I'm designing a Database and I have some doubts on using Hierarchical datamodels in relational databases.
If I want to deal with categories, subcategories and parent categories it is possible not to use a Hierarchical datamodels in a relational database? By another words, it is possible to deal with categories, subcategories and parent categories using the relational way of doing things?
By the way, I'm using PostgreSQL.
Sorry for my bad english.
Best Regards,
You have a couple of options to store hierachies:
If you have PostgreSQL version 8.4 or later, you can use recusive queries to make things very easy. This is by far the easiest solution, easy to query, easy to insert new records, easy to update current records, easy to delete records and you have referential integrity.

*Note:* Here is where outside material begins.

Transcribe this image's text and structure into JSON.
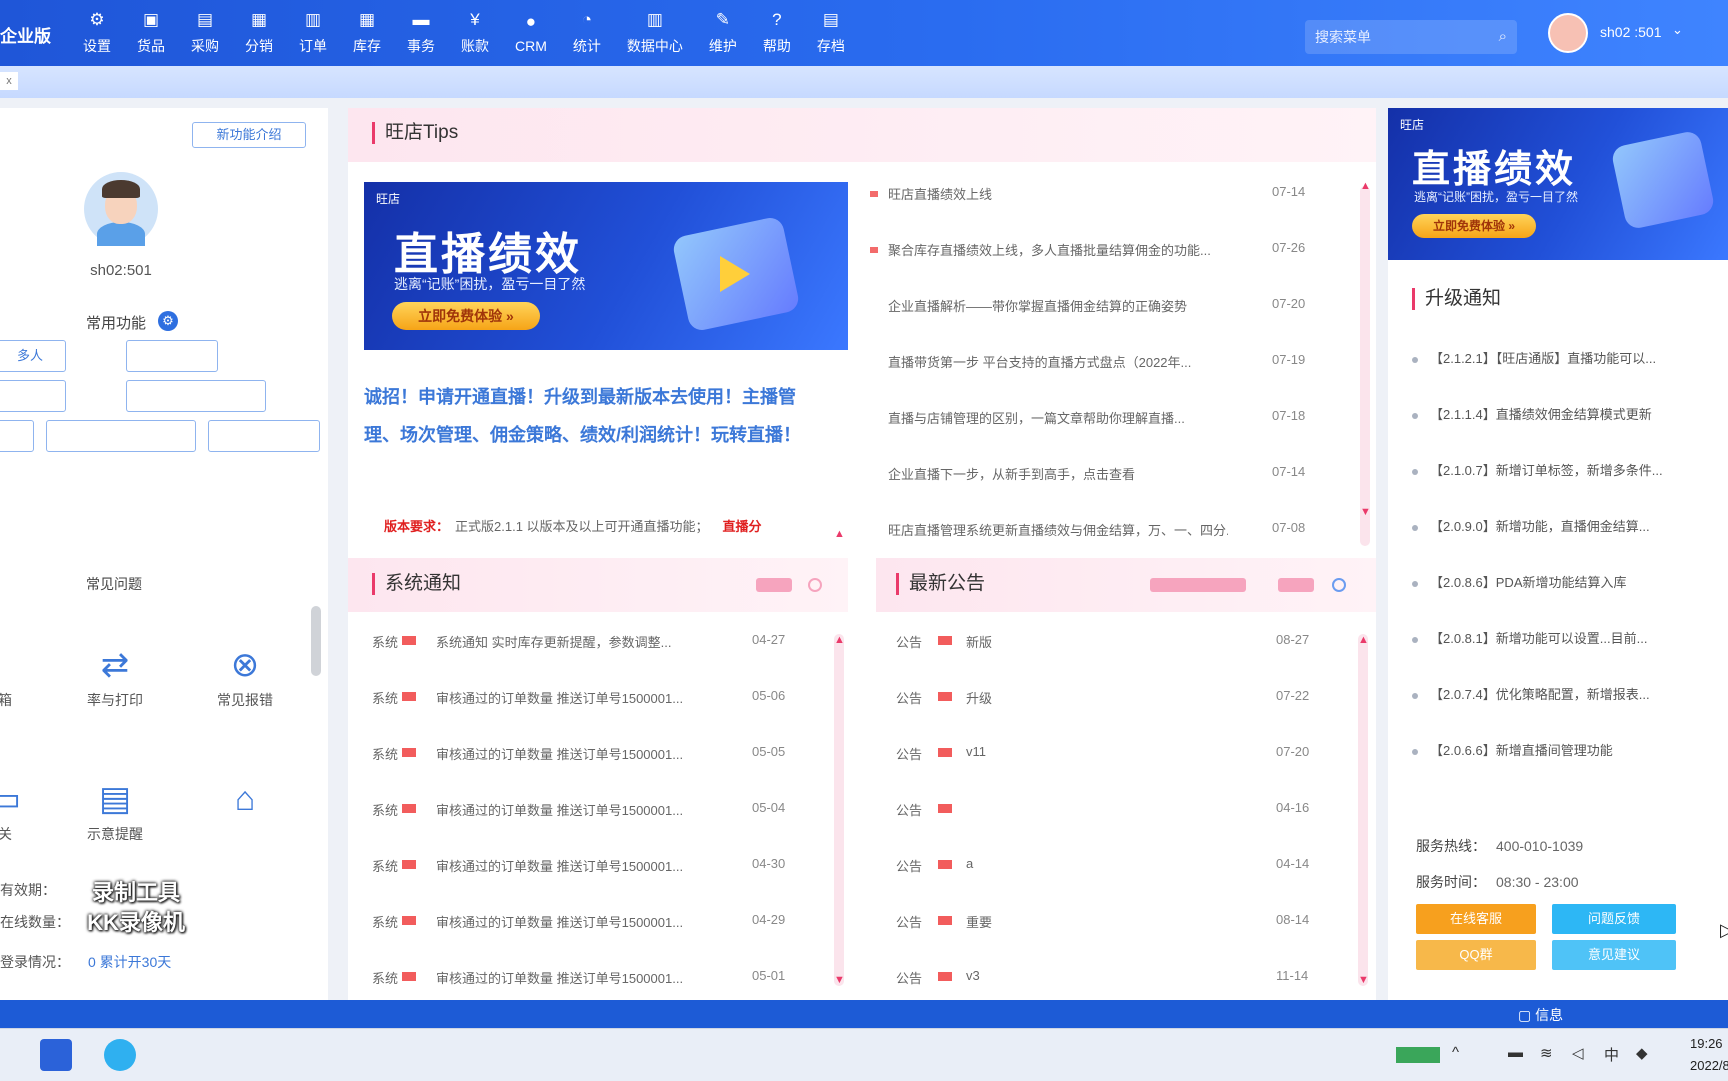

All other solutions have parts that are hard to solve.
Adjency list:
CREATE TABLE categories (
id SERIAL PRIMARY KEY,
parent_id BIGINT,
category TEXT NOT NULL,
FOREIGN KEY (parent_id) REFERENCES categories(id)
);
INSERT INTO categories(parent_id, category) VALUES(NULL, 'vehicles');
INSERT INTO categories(parent_id, category) VALUES(1, 'cars');
INSERT INTO categories(parent_id, category) VALUES(1, 'motorcycles');
INSERT INTO categories(parent_id, category) VALUES(2, 'SUV');
INSERT INTO categories(parent_id, category) VALUES(2, 'sport');
INSERT INTO categories(parent_id, category) VALUES(3, 'cruising');
INSERT INTO categories(parent_id, category) VALUES(3, 'sport');
WITH RECURSIVE tree (id, parent_id, category, category_tree, depth)
AS (
SELECT
id,
parent_id,
category,
category AS category_tree,
0 AS depth
FROM categories
WHERE parent_id IS NULL
UNION ALL
SELECT
c.id,
c.parent_id,
c.category,
tree.category_tree || '/' || c.category AS category_tree,
depth+1 AS depth
FROM tree
JOIN categories c ON (tree.id = c.parent_id)
)
SELECT * FROM tree ORDER BY category_tree;
Result:
'1','','vehicle','vehicle','0'
'2','1','cars','vehicle/cars','1'
'4','2','SUV','vehicle/cars/SUV','2'
'5','2','sport','vehicle/cars/sport','2'
'3','1','motorcycles','vehicle/motorcycles','1'
'6','3','cruising','vehicle/motorcycles/cruising','2'
'7','3','sport','vehicle/motorcycles/sport','2'
If you're using Postgres, you can store the hierarchy in an array as a materialized path.
You also benefit from GIN indexing with this approach, which in my experiments has had better performance than a recursive query.